Helemaal mee eens Piet. Ik weet nog dat vroeger (ik ben al oud) soms ruige mest, ofwel mest met stro erdoor in het voorjaar werd uitgereden. Doorwerken daar deed men niet aan op grasland. Dat vormde een soort van buffet voor de weidevogels, door de enorme hoeveelheden insecten en wormen. Overigens werd toen over het algemeen pas veel later gemaaid, wat de kuikens meer de gelegenheid gaf om op te groeien. Anderzijds werden in die tijd tot 5 april fanatiek eieren geraapt van de kievit, wat weer negatief werkte.
Henric, blij dat je het vanwege de mest met me eens bent. Overigens dat fanatiek eierrapen tot 5 april is echt niet nadelig voor de kievit.
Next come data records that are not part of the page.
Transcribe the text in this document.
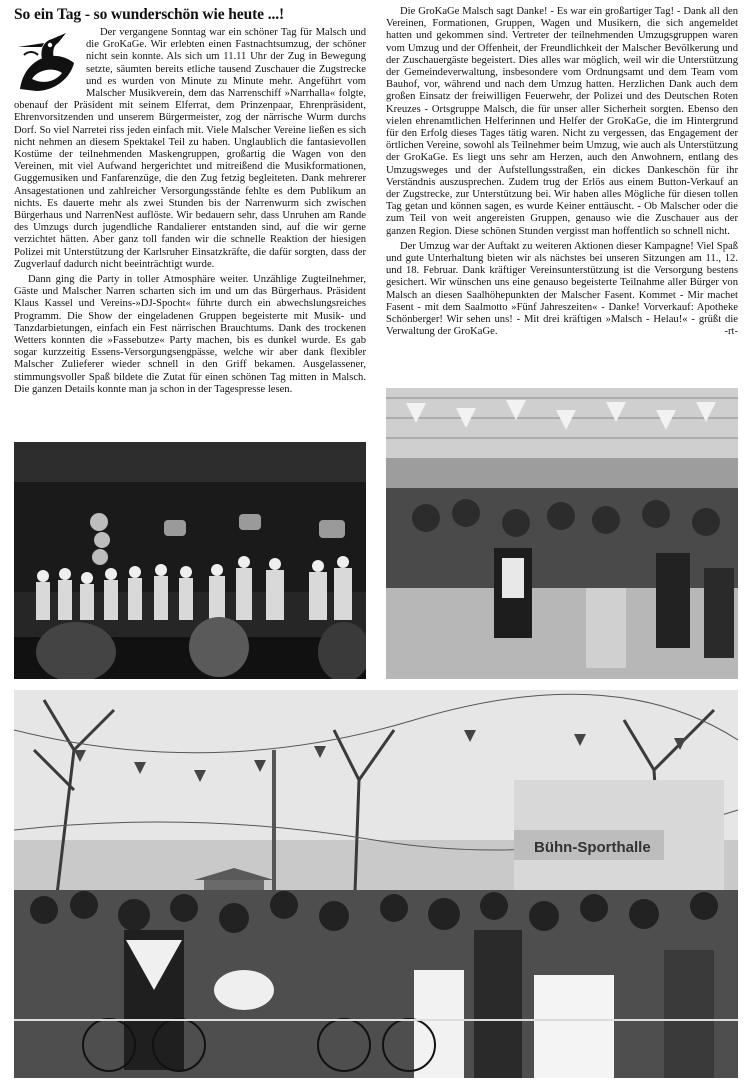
So ein Tag - so wunderschön wie heute ...!

Der vergangene Sonntag war ein schöner Tag für Malsch und die GroKaGe. Wir erlebten einen Fastnachtsumzug, der schöner nicht sein konnte. Als sich um 11.11 Uhr der Zug in Bewegung setzte, säumten bereits etliche tausend Zuschauer die Zugstrecke und es wurden von Minute zu Minute mehr. Angeführt vom Malscher Musikverein, dem das Narrenschiff »Narrhalla« folgte, obenauf der Präsident mit seinem Elferrat, dem Prinzenpaar, Ehrenpräsident, Ehrenvorsitzenden und unserem Bürgermeister, zog der närrische Wurm durchs Dorf. So viel Narretei riss jeden einfach mit. Viele Malscher Vereine ließen es sich nicht nehmen an diesem Spektakel Teil zu haben. Unglaublich die fantasievollen Kostüme der teilnehmenden Maskengruppen, großartig die Wagen von den Vereinen, mit viel Aufwand hergerichtet und mitreißend die Musikformationen, Guggemusiken und Fanfarenzüge, die den Zug fetzig begleiteten. Dank mehrerer Ansagestationen und zahlreicher Versorgungsstände fehlte es dem Publikum an nichts. Es dauerte mehr als zwei Stunden bis der Narrenwurm sich zwischen Bürgerhaus und NarrenNest auflöste. Wir bedauern sehr, dass Unruhen am Rande des Umzugs durch jugendliche Randalierer entstanden sind, auf die wir gerne verzichtet hätten. Aber ganz toll fanden wir die schnelle Reaktion der hiesigen Polizei mit Unterstützung der Karlsruher Einsatzkräfte, die dafür sorgten, dass der Zugverlauf dadurch nicht beeinträchtigt wurde.

Dann ging die Party in toller Atmosphäre weiter. Unzählige Zugteilnehmer, Gäste und Malscher Narren scharten sich im und um das Bürgerhaus. Präsident Klaus Kassel und Vereins-»DJ-Spocht« führte durch ein abwechslungsreiches Programm. Die Show der eingeladenen Gruppen begeisterte mit Musik- und Tanzdarbietungen, einfach ein Fest närrischen Brauchtums. Dank des trockenen Wetters konnten die »Fassebutze« Party machen, bis es dunkel wurde. Es gab sogar kurzzeitig Essens-Versorgungsengpässe, welche wir aber dank flexibler Malscher Zulieferer wieder schnell in den Griff bekamen. Ausgelassener, stimmungsvoller Spaß bildete die Zutat für einen schönen Tag mitten in Malsch. Die ganzen Details konnte man ja schon in der Tagespresse lesen.

Die GroKaGe Malsch sagt Danke! - Es war ein großartiger Tag! - Dank all den Vereinen, Formationen, Gruppen, Wagen und Musikern, die sich angemeldet hatten und gekommen sind. Vertreter der teilnehmenden Umzugsgruppen waren vom Umzug und der Offenheit, der Freundlichkeit der Malscher Bevölkerung und der Zuschauergäste begeistert. Dies alles war möglich, weil wir die Unterstützung der Gemeindeverwaltung, insbesondere vom Ordnungsamt und dem Team vom Bauhof, vor, während und nach dem Umzug hatten. Herzlichen Dank auch dem großen Einsatz der freiwilligen Feuerwehr, der Polizei und des Deutschen Roten Kreuzes - Ortsgruppe Malsch, die für unser aller Sicherheit sorgten. Ebenso den vielen ehrenamtlichen Helferinnen und Helfer der GroKaGe, die im Hintergrund für den Erfolg dieses Tages tätig waren. Nicht zu vergessen, das Engagement der örtlichen Vereine, sowohl als Teilnehmer beim Umzug, wie auch als Unterstützung der GroKaGe. Es liegt uns sehr am Herzen, auch den Anwohnern, entlang des Umzugsweges und der Aufstellungsstraßen, ein dickes Dankeschön für ihr Verständnis auszusprechen. Zudem trug der Erlös aus einem Button-Verkauf an der Zugstrecke, zur Unterstützung bei. Wir haben alles Mögliche für diesen tollen Tag getan und können sagen, es wurde Keiner enttäuscht. - Ob Malscher oder die zum Teil von weit angereisten Gruppen, genauso wie die Zuschauer aus der ganzen Region. Diese schönen Stunden vergisst man hoffentlich so schnell nicht.

Der Umzug war der Auftakt zu weiteren Aktionen dieser Kampagne! Viel Spaß und gute Unterhaltung bieten wir als nächstes bei unseren Sitzungen am 11., 12. und 18. Februar. Dank kräftiger Vereinsunterstützung ist die Versorgung bestens gesichert. Wir wünschen uns eine genauso begeisterte Teilnahme aller Bürger von Malsch an diesen Saalhöhepunkten der Malscher Fasent. Kommet - Mir machet Fasent - mit dem Saalmotto »Fünf Jahreszeiten« - Danke! Vorverkauf: Apotheke Schönberger! Wir sehen uns! - Mit drei kräftigen »Malsch - Helau!« - grüßt die Verwaltung der GroKaGe.	-rt-

Bühn-Sporthalle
Een kievit kan 3 legsels per jaar produceren. En bij ons hier in Friesland ben ik wel eens op 21 juni een broedende kievit tegengekomen. Niet meer rapen betekend dat een kievit meteen het 1ste legsel gaat uitbroeden. En dat is meestal te vroeg omdat er in het veld nog te weinig nieuwe begroeiing is waar de jonge kieviten zich in kunnen schuilhouden.
Door gebrek aan begroeiing heb ik al eens meegemaakt dat een reiger in de slootkant twee kievit kuikens te grazen nam. Een snelle loop vanuit de trekker om de reiger de jongen uit te laten spugen mislukte. En kievit kuiken nummer 3 werd door die op de vlucht geslagen reiger ook nog even opgepakt. Door gebrek aan begroeiing was dit kievit paartje in één keer haar hele legsel kwijt.
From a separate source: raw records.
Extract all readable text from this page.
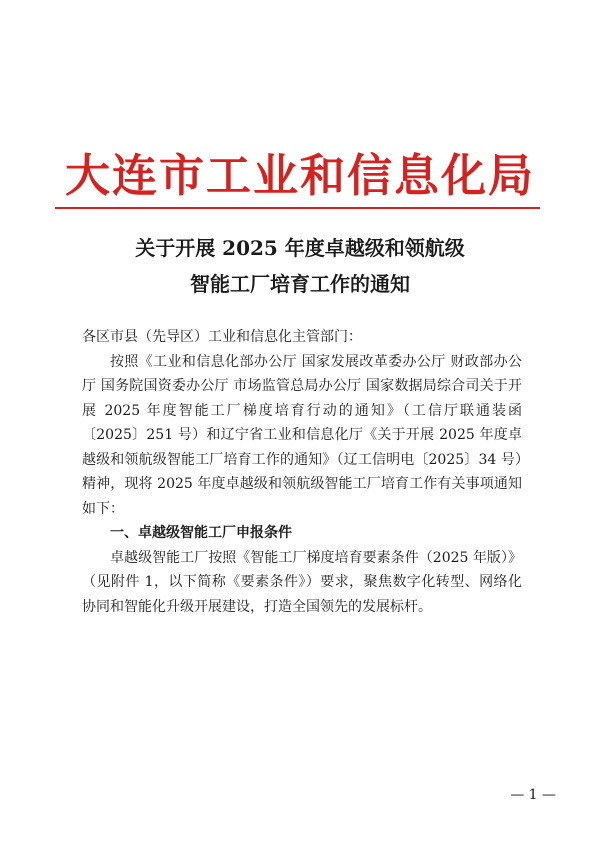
大连市工业和信息化局
关于开展 2025 年度卓越级和领航级
智能工厂培育工作的通知

各区市县（先导区）工业和信息化主管部门：

按照《工业和信息化部办公厅 国家发展改革委办公厅 财政部办公厅 国务院国资委办公厅 市场监管总局办公厅 国家数据局综合司关于开展 2025 年度智能工厂梯度培育行动的通知》（工信厅联通装函〔2025〕251 号）和辽宁省工业和信息化厅《关于开展 2025 年度卓越级和领航级智能工厂培育工作的通知》（辽工信明电〔2025〕34 号）精神，现将 2025 年度卓越级和领航级智能工厂培育工作有关事项通知如下：

一、卓越级智能工厂申报条件

卓越级智能工厂按照《智能工厂梯度培育要素条件（2025 年版）》（见附件 1，以下简称《要素条件》）要求，聚焦数字化转型、网络化协同和智能化升级开展建设，打造全国领先的发展标杆。

— 1 —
Bij de voorjaars werkzaamheden op het land is het ook lastig dat het 1ste legsel al is uitgebroed. Voor het verbod op eierrapen was het bij landwerkzaamheden op akkerland alleen nest verplaatsen, meestal 2de legsel. Nu lopen de jonge kuikens van het 1ste legsel bij de voorjaarswerkzaamheden steeds voor de tractor uit. Je moet dus argusogen hebben om te zorgen dat het jonge grut niet in de machine terecht komt. Een kievitsjong heeft zo`n goede schutkleur dat je die pas op enkele meters afstand ziet. Op akkerland 1ste legsel oprapen is zo gek nog niet, het 2de legsel heeft meer kans van slagen om jongen groot te krijgen.